ロシア・EU双方の背に腹はかえられない事情

 他方で、EUに対する「逆制裁」の観点に立てば、ロシアはヨーロッパ向けのガス供給をもっと絞り込んでいいはずである。そうであるにもかかわらず、ロシアはなぜ、ウクライナ経由でのヨーロッパ市場へのガス供給やLNGの輸出を続けているのだろうか。

 その最大の理由は、ロシア財政がひっ迫していることにあると考えられる。

 ロシア財政をひっ迫させる歳出面での主因は、ウクライナとの戦争の長期化で膨張する軍事費にある。他方、歳入面での主因は、その3割近くを占める石油ガス収入の低迷である。石油ガス収入は資源価格が高騰した2022年をピークに軟調が続いているが、ロシア政府は今後もこうした状況は好転しないと考えているようだ。

 例えば、ロシア政府は9月末に2025年度予算案を発表したが、その際に石油ガス収入が2025年から2027年にかけて減少するという見通しを示している。
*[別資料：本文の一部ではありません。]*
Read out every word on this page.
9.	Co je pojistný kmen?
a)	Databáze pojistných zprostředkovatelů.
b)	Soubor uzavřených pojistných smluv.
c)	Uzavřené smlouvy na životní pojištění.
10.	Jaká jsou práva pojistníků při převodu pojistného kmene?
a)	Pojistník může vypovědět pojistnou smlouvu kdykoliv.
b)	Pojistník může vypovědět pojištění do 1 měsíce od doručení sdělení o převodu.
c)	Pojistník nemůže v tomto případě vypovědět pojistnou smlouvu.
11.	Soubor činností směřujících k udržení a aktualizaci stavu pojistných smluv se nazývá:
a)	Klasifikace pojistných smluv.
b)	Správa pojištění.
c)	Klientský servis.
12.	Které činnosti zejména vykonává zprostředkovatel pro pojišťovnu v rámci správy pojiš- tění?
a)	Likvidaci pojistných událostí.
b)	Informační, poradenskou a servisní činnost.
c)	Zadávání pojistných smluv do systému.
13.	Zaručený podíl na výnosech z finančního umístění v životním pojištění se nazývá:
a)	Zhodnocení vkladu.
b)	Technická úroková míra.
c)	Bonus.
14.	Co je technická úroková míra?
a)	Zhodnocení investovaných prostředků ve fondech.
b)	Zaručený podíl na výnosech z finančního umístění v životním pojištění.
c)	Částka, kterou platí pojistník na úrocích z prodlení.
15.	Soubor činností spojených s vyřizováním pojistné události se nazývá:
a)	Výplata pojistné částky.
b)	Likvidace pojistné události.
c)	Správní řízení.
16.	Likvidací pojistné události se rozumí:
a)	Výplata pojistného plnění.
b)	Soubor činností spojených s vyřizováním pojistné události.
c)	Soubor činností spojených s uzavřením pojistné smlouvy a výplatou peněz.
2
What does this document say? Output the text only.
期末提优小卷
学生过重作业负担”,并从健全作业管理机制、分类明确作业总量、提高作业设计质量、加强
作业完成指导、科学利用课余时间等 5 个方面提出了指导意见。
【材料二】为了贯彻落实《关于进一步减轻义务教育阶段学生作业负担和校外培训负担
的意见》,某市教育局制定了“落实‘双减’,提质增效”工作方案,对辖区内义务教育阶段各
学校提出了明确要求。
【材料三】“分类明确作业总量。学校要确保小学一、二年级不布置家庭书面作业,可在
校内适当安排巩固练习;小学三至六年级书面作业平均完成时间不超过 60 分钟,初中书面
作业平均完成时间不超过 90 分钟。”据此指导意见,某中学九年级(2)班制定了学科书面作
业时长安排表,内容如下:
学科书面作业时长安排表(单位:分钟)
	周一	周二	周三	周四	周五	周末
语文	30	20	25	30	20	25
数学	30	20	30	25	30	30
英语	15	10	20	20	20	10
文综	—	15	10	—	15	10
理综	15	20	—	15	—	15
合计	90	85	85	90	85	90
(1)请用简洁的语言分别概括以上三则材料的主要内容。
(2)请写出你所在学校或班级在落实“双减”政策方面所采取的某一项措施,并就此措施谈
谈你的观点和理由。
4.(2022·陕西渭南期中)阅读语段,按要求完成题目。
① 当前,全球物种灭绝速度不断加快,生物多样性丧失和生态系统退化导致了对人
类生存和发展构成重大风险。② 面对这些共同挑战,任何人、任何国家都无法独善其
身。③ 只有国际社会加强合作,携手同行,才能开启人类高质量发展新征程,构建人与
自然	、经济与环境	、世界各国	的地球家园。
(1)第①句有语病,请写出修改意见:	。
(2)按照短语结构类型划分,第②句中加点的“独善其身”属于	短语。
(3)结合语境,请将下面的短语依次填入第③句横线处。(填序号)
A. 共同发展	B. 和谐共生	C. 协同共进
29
商品市況が軟調に推移すると予想されることに加えて、経営の悪化が深刻なガスプロムに対する政府の減税措置が、石油ガス収入の下振れにつながると想定しているためだ。

 ガスプロムの2022年度の業績はガス価格の高騰を受けて絶好調だったが、EUという最大の顧客を失ったことで2023年度は24年ぶりの赤字に陥った。中国など新興国での市場開拓も思うように進まないため、ガスプロムの業績低迷は長期化が予想される。こうした状況を軽減するために、ロシア政府も背に腹はかえられない。

 ゆえに、ロシアは今後もヨーロッパに対するウクライナ経由での天然ガス供給やLNG輸出を試みるだろう。同時に、EUにも、ガス価格の高止まりを受けて、価格が低いロシア産ガスに対する需要は残り続けると考えられる。

 このように、双方の思惑が合致する中で、ヨーロッパ市場には今後も、ロシア産ガスが流入し続けると予想される。